İsmail Heniye’nin Şam ziyareti konusunda anlaşma sağlandı
2011’de Katar, Türkiye ve Suudi Arabistan gibi Şam karşıtı bölge ülkelerinin baskılarıyla Suriye’den ayrılan Hamas, İran’ın arabuluculuğuyla Şam’a yeniden dönüyor.
Welayet News - Lübnan’da yayımlanan el-Ahbar gazetesi, “Hareket (Hamas) ile Suriye’nin ilişkileri ‘ateşkes’ aşamasına girdi” başlıklı haberinde Hamas’ın Şam’la ilişkilerini ciddi ölçüde düzelttiği belirtildi.

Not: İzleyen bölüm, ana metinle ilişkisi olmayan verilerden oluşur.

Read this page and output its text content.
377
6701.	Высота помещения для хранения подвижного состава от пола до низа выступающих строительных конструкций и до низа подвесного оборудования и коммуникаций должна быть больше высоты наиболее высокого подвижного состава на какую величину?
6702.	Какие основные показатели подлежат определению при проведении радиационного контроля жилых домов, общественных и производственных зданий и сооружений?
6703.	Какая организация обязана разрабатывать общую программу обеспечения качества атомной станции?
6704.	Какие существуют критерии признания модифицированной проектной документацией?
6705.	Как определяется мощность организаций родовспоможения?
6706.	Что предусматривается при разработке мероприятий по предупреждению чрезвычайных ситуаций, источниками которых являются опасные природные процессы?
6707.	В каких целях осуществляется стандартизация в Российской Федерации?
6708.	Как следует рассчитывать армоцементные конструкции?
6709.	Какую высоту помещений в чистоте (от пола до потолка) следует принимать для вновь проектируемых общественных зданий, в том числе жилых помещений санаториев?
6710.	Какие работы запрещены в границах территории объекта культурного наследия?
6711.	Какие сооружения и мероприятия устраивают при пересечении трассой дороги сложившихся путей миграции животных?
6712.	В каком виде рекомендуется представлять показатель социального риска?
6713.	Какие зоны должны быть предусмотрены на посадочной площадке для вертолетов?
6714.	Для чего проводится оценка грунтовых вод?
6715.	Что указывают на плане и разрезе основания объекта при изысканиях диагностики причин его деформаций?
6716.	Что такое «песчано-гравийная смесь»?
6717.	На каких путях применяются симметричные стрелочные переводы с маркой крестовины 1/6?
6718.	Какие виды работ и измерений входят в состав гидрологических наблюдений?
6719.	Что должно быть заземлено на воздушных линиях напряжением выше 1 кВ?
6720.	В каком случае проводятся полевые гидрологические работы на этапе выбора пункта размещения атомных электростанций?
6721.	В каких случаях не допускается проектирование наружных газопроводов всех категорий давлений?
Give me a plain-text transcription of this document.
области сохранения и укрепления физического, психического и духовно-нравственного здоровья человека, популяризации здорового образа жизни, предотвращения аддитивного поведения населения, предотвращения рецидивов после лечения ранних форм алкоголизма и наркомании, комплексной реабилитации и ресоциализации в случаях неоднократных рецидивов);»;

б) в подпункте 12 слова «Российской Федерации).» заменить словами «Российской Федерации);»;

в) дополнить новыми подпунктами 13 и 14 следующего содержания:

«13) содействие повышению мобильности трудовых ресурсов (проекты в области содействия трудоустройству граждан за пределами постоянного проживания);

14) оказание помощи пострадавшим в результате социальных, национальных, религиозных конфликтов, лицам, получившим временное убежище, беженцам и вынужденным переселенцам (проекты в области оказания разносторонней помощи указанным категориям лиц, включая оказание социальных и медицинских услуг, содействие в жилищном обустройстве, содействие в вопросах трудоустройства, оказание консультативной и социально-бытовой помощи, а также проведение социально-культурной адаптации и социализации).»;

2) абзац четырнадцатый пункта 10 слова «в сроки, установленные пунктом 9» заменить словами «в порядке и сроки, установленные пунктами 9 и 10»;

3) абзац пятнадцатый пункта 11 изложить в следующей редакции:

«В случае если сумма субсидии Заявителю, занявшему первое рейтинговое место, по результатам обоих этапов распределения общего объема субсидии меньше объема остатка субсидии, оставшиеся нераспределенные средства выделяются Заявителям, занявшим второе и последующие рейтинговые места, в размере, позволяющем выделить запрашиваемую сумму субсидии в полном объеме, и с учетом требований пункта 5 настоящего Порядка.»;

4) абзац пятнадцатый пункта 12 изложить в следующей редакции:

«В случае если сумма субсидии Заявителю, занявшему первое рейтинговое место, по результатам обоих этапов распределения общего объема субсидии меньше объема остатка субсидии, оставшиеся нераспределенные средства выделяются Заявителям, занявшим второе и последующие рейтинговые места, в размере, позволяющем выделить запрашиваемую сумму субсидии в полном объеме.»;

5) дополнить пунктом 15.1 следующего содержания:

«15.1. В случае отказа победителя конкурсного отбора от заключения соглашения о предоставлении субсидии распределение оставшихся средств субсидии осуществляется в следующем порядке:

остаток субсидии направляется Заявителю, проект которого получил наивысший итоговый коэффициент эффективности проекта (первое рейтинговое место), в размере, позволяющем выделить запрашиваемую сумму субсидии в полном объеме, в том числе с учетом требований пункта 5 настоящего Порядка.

El Ahbar’ın haberine göre Hamas’la Suudi Arabistan ilişkilerinde artık sükunet mevcut değil. Suudiler, Tahran’la yakın ilişkilerinden dolayı Hamas’a ‘terörist’ suçlamasıyla medya saldırısı başlattıkları gibi İsmail Heniye’nin yurtdışı ziyaretlerine de karşı çıktı. Suudiler, tutuklama ve sınır dışı etmeden, banka hesaplarını kapatmaya varıncaya kadar çıldırmışçasına adımlar atıyor. Buna karşılık Hamas, Tahran ve Hizbullah’ın yardımıyla Şam’ın kucağına dönmeye çalışıyor.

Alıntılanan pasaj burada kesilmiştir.